The Sandy Springs City Council authorized the city’s Public Works Department to apply for a $9.12 million federal grant for construction and utility work for its Roswell North End Boulevard Project.
The city would need to provide 20 percent of the $11.4 million needed to complete the project as a requirement of the 2025 Rebuilding American Infrastructure with Sustainability and Equity (RAISE) Discretionary Grant Program. The city has the $2.28 million required through its transportation sales tax program, Sandy Springs Public Works Director Marty Martin told the city council during its Jan. 21 meeting.
Martin said the North End Boulevard Project is the city’s best candidate for this grant program. He cited its criteria, which includes safety, environmental sustainability, quality of life, mobility and community connectivity, economic competitiveness and opportunity, state of good repair, partnership and collaboration, and innovation.
“Additionally, the project’s location in the area primed for economic revitalization, where many of the residents are low income, make the application competitive because the criteria also give preference to investments in economically disadvantaged communities,” he said.
Sandy Springs received $960,000 in federal grant funding for preliminary engineering for the project. The Roswell Road North End Boulevard project is programmed in the Atlanta Regional Commission’s (ARC) Transportation Improvement Program. The city is waiting for approval from the ARC on its request for another $3.92 million for the right-of-way phase of the project.
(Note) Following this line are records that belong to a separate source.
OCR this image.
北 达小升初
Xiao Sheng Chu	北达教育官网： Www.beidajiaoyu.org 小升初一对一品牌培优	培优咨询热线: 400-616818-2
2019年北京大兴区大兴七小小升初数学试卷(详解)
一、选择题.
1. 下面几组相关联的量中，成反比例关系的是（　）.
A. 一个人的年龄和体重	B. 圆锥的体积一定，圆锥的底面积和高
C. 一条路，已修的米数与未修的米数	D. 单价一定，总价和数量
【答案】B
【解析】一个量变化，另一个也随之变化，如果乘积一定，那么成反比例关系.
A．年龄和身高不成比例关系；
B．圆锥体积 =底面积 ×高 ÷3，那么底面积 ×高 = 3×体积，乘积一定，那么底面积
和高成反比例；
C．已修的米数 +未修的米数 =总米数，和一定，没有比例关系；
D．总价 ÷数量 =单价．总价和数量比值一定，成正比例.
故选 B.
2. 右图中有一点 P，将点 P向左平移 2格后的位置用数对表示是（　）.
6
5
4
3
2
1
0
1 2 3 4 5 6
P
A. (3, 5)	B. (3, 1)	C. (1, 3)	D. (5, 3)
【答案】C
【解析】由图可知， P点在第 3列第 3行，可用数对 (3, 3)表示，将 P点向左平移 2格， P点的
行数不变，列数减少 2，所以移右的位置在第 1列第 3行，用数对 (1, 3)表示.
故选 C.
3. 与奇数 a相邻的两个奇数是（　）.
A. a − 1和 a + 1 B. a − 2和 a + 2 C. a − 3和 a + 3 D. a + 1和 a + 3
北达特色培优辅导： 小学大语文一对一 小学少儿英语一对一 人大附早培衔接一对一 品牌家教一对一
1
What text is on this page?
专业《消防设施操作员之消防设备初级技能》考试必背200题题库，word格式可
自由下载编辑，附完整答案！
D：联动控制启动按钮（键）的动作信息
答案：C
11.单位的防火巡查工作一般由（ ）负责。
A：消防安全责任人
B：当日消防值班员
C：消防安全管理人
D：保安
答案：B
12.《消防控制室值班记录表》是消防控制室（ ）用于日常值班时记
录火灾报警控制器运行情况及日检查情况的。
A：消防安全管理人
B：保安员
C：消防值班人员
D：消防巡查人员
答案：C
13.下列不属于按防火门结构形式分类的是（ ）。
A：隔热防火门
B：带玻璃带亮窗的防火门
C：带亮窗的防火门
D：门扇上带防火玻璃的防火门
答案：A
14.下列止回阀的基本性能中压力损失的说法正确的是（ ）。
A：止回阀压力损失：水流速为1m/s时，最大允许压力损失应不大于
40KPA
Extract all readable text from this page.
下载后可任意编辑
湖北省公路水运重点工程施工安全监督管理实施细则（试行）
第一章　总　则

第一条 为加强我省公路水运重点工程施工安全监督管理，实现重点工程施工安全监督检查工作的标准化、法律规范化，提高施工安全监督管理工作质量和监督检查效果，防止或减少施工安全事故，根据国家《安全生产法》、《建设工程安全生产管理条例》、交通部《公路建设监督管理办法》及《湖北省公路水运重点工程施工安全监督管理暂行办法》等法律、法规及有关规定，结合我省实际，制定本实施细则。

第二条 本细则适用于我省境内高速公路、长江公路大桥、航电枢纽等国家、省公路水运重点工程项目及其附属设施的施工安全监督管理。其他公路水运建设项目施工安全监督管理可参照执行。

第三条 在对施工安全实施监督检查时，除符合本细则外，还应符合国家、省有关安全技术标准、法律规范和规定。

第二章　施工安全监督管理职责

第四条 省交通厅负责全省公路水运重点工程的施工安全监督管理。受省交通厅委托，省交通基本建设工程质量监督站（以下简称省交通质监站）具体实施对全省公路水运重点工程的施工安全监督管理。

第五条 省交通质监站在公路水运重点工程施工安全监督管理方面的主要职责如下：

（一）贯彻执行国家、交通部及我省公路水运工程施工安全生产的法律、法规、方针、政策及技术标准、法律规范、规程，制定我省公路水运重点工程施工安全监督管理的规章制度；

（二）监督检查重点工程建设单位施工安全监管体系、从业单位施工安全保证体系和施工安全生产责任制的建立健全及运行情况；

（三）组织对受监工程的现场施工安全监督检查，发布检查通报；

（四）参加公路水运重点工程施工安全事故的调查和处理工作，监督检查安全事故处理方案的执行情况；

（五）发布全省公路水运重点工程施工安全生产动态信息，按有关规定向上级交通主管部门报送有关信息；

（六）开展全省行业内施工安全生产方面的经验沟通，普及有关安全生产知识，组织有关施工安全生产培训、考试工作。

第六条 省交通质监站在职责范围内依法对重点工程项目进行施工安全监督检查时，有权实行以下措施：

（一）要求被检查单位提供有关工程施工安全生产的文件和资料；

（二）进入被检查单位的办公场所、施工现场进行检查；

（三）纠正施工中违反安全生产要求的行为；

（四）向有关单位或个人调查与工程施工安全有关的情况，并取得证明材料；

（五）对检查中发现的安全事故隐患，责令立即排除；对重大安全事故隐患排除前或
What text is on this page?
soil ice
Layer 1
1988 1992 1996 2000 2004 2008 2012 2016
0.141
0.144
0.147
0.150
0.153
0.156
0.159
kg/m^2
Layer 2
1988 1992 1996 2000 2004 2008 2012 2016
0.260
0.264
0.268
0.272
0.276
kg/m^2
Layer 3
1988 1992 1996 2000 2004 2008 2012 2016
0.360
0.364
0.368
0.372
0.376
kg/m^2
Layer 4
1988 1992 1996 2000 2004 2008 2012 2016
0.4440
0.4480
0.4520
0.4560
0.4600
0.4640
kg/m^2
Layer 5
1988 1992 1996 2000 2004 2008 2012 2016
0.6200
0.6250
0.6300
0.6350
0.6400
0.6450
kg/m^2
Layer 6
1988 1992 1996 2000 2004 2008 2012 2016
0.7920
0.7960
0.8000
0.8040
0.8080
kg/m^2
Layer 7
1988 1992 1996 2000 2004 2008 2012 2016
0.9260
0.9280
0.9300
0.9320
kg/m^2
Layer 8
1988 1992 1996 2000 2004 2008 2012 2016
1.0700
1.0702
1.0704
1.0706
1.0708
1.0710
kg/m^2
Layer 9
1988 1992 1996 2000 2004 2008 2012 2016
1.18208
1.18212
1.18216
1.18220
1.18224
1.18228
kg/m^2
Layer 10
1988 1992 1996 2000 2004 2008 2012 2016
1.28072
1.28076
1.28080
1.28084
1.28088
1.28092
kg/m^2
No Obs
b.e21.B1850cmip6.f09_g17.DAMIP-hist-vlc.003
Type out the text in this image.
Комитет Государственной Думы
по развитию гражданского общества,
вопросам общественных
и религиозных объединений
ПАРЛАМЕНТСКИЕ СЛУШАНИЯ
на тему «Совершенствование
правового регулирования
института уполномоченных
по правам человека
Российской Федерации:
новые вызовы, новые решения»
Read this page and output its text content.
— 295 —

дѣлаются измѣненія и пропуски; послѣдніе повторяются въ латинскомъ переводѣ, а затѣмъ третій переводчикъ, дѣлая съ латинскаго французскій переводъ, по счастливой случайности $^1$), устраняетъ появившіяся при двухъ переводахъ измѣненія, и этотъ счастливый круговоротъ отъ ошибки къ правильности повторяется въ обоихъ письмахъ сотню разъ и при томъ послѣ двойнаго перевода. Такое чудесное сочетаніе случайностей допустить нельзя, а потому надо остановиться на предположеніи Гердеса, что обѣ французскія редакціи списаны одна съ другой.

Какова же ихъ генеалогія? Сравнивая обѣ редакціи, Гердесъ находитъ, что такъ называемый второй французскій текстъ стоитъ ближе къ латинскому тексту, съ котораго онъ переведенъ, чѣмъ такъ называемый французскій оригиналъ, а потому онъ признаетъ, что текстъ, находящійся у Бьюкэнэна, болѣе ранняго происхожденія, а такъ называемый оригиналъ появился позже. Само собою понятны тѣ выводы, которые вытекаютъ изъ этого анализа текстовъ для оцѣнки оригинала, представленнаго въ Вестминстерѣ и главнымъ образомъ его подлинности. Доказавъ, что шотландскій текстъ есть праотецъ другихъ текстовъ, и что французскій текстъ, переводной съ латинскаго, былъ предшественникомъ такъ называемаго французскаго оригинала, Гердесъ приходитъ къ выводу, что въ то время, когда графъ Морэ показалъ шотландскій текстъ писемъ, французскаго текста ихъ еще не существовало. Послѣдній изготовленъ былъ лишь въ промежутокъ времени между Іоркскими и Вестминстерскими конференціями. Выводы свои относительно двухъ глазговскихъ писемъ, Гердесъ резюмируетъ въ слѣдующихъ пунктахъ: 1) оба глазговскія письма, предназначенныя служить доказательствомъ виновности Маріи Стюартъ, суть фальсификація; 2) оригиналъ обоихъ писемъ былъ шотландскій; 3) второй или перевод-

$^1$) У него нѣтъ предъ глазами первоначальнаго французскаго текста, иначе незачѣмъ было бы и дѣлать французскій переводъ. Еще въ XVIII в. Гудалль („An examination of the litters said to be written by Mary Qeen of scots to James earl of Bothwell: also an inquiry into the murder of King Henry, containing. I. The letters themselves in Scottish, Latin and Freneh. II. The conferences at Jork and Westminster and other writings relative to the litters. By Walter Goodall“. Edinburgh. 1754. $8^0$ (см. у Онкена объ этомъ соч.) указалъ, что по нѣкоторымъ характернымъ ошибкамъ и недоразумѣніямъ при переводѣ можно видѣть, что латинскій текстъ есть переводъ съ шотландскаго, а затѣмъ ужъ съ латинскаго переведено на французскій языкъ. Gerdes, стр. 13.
The project’s genesis came from the Next10 Roswell Road Small Area Plan in 2017. It envisioned transforming Roswell Road from a suburban, auto-oriented corridor characterized by strip commercial development and large parking lots to a multimodal boulevard that connects vibrant mixed-use neighborhoods. The North End Boulevard project was recommended in the 2021 Transportation Master Plan in 2021 and refined in a scoping study in 2022.
“Our first application was for the Georgia 400 bridge enhancements, and since then, we’ve applied for the PATH 400 in a couple of other years, ’21,’ 23, and ’24 but no grant has been awarded to date,” Martin said.